Una presenza sempre più assidua anche nei nostri paesi e che abbiamo riscontrato in 2 fatti accaduti nei mesi scorsi: la presenza di un generale degli alpini a Odolo a parlare delle missioni di “pace” neologismo per nascondere la realtà, un neocolonialismo finalizzato alla predazione e la giornata di tesseramento della sezione paracadutisti di Idro le cui parole d’ordine “dio patria e famiglia” sono state riprese dal cappellano militare nell’omelia.
Parole pesantissime, definite come valori inscindibili, presi in prestito dalla peggiore e più becera propaganda e retorica nazionalista del regime fascista.
E questa loro presenza è assolutamente collegata con la riscrittura della storia.
Basti pensare che la gente se solo qualche anno fa avesse visto i militari nelle università, nelle scuole o nelle fabbriche, avrebbe immediatamente pensato a qualcosa di molto preoccupante per la democrazia.
Ma come è collegata?
Lo sdoganamento del regime fascista è lo sdoganamento anche del suo sistema valoriale, basato sull’obbedienza, sulla de-responsabilizzazione e sulla creazione di una identità fatta escludendo il diverso, dove diverso assume svariate accezioni.
Si può essere diversi per provenienza, lingua o dialetto, etnia, religione, appartenenza politica o più semplicemente il diverso è chi non si omologa.
Valori che riteniamo in parte essere condivisi dal sistema militare.

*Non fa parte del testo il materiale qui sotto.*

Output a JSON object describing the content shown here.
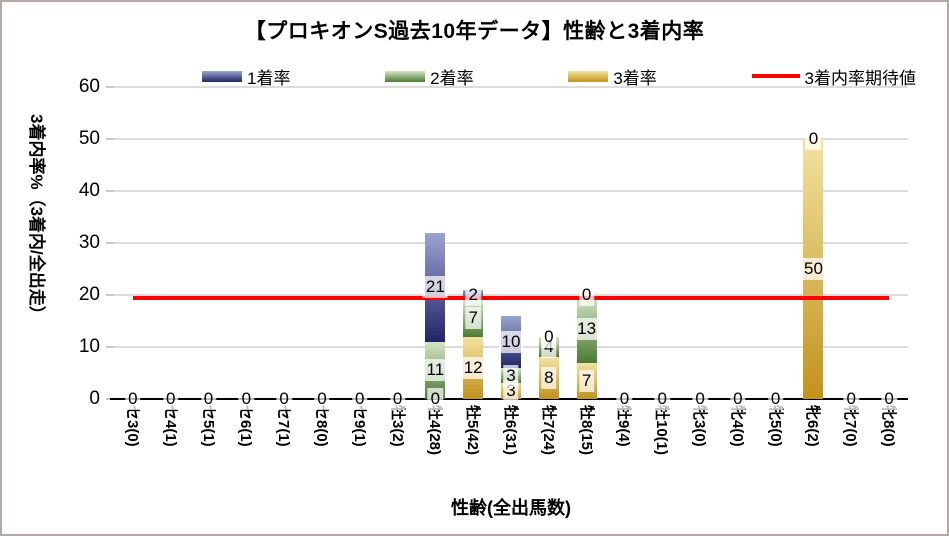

Cancellare il proprio passato, riscrivere una storia dove i criminali diventano le vittime, dove le colpe diventano meriti pone le basi per la promozione di precise politiche e strategie.
Politiche e strategie fatte per la difesa degli interessi economici sia interni che esterni ai confini nazionali, interessi che devono essere militarmente difesi.

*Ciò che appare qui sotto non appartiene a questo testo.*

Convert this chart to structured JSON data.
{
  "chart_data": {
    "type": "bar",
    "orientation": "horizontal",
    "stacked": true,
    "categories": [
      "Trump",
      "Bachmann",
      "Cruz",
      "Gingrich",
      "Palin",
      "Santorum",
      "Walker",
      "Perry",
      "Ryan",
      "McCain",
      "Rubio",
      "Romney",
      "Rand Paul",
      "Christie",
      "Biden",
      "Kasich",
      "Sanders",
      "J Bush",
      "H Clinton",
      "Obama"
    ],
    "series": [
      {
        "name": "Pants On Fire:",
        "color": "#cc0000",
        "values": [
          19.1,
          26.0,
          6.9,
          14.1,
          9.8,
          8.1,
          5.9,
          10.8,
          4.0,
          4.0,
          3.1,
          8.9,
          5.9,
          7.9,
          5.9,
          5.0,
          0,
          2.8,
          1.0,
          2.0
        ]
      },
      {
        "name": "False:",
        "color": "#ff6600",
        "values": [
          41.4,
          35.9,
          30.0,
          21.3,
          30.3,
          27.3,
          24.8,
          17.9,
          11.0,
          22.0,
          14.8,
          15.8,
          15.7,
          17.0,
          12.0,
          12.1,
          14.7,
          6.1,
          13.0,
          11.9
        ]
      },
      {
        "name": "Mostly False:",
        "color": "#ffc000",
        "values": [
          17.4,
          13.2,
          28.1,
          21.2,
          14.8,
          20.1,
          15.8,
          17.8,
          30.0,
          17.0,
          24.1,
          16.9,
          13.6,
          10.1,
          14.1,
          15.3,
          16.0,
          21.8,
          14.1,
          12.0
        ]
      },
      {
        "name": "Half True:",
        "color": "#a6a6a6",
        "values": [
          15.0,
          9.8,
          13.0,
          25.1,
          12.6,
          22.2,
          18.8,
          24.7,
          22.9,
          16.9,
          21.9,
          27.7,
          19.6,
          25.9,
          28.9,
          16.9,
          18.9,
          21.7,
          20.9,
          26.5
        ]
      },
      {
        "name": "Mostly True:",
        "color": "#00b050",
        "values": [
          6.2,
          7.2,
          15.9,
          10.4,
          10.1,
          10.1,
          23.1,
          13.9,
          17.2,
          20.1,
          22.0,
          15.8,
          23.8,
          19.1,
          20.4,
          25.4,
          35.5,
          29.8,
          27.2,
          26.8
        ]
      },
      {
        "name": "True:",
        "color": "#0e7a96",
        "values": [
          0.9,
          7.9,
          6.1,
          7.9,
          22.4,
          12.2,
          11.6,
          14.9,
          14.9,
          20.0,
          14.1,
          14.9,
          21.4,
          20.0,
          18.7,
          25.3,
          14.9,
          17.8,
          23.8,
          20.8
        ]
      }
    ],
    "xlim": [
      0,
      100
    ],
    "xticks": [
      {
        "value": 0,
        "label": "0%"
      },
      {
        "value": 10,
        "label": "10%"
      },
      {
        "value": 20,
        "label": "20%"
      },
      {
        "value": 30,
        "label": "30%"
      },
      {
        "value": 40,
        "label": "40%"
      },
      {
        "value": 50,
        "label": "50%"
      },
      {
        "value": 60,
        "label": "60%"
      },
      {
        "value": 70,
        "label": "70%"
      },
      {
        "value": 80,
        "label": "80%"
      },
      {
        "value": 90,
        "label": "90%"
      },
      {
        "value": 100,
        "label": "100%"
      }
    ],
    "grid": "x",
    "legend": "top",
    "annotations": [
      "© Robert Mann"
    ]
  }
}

E un dato di fatto, non un’opinione, che la spesa militare italiana stimata al ribasso sia pari a 76 milioni di euro al giorno, 28 miliardi di euro all’anno, pari a quasi 2 manovre economiche.

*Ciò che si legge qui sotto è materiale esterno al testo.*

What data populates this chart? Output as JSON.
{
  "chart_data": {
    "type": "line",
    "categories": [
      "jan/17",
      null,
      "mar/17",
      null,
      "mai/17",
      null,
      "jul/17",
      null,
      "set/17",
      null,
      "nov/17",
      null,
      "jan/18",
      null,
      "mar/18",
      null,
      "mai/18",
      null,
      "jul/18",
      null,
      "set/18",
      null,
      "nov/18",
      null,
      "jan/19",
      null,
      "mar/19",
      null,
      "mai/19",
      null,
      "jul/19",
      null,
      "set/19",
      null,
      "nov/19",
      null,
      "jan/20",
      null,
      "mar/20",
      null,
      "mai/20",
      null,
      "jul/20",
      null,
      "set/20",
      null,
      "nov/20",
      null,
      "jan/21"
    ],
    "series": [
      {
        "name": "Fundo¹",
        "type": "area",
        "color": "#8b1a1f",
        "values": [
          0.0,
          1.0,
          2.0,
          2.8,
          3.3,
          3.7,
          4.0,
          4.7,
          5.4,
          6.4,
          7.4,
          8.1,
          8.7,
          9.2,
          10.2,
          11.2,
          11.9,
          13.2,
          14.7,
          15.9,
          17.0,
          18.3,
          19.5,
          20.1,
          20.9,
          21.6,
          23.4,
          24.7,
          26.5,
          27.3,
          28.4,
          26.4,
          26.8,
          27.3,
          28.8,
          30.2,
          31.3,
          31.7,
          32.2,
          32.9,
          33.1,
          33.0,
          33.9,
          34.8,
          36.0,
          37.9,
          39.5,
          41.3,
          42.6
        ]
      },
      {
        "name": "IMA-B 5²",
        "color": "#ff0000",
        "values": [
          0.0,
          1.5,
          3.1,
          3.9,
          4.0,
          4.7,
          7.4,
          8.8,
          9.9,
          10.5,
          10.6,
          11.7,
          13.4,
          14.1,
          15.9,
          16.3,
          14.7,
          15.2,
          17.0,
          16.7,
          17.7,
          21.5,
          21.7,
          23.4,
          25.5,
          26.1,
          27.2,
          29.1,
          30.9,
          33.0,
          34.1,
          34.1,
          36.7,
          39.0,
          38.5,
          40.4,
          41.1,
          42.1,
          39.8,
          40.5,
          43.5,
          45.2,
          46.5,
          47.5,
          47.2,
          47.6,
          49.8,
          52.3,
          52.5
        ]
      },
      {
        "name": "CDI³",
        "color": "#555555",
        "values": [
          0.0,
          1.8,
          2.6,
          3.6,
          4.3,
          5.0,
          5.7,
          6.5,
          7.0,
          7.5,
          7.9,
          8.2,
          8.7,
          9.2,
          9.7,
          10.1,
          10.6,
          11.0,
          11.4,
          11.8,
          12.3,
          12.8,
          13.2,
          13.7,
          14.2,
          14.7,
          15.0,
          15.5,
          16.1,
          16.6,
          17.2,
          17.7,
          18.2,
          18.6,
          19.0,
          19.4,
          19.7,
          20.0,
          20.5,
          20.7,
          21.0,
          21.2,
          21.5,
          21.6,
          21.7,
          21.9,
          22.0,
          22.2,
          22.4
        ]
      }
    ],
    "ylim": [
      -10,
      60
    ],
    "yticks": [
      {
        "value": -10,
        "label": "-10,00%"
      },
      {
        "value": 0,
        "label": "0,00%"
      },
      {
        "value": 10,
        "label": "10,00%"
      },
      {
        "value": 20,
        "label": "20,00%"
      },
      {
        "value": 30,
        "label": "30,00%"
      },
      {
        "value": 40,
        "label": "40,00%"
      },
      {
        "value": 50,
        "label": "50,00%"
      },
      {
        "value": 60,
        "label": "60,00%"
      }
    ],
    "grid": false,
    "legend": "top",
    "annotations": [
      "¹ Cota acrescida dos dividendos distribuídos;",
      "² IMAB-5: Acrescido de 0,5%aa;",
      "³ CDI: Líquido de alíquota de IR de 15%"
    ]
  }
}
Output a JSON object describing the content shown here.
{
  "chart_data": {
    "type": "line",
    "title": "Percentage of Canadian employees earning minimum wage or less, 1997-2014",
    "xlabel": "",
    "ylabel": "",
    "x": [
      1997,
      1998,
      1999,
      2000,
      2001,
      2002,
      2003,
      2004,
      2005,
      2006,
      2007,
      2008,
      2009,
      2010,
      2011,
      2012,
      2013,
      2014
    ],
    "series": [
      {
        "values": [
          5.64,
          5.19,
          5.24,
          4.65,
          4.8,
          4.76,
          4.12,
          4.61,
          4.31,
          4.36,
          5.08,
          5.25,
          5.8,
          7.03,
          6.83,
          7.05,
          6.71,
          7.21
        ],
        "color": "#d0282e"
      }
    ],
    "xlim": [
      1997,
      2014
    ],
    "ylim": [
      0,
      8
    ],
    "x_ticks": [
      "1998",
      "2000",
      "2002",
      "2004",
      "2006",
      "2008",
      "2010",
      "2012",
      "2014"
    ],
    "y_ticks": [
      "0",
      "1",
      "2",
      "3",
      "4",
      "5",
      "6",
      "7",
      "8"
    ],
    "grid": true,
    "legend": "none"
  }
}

E che la Nato vorrebbe che questa salisse fino a raggiungere il 2% del Pil (oggi siamo all’1,15%).
Ed è altrettanto noto che le politiche di quei partiti che quotidianamente vomitano odio contro il “diverso” di turno accusato di rubare soldi e futuro agli “italiani” assolutamente non si sognano di chiedere i soldi dove ci sono.
E parallelamente non è un caso la sovrapposizione degli stati dove è presente un contingente militare italiano e la presenza degli interessi economici dell’Eni sia pressoché totale, per l’esattezza all’85%.
L’esaltazione della nazione, dell’identità nazionale porta da un lato a giustificare e dare un senso all’occupazione militare di territori liberi come avviene per le missioni di pace o di peace keeping perché spesso un inglesismo garantisce più appeal, e dall’altro all’accettazione di una gerarchia e di una sorta di intoccabilità della divisa indipendentemente dai comportamenti adottati.
E di fatto queste sono solo alcune delle conseguenze della riscrittura ella storica, perché oggi dovremmo sapere cos’è stato il colonialismo e cosa una società militarizzata ha prodotto.
Interessi nazionali da difendere e mettere davanti all’interesse globale o meglio universale, a maggior ragione oggi che le dinamiche sono internazionali,ci fanno dimenticare quella che è la realtà: i poveri sono sempre più poveri e i ricchi sempre più ricchi.
E allo stesso tempo sono la base per creare un esercito di schiavi, di omicidi e di martiri, martiri che vengono acriticamente commemorati.
Oggi l’umanità libera ha bisogno di spirito critico e di una sana disobbedienza, di conoscere bene la storia non di quella che sta scrivendo oggi la politica.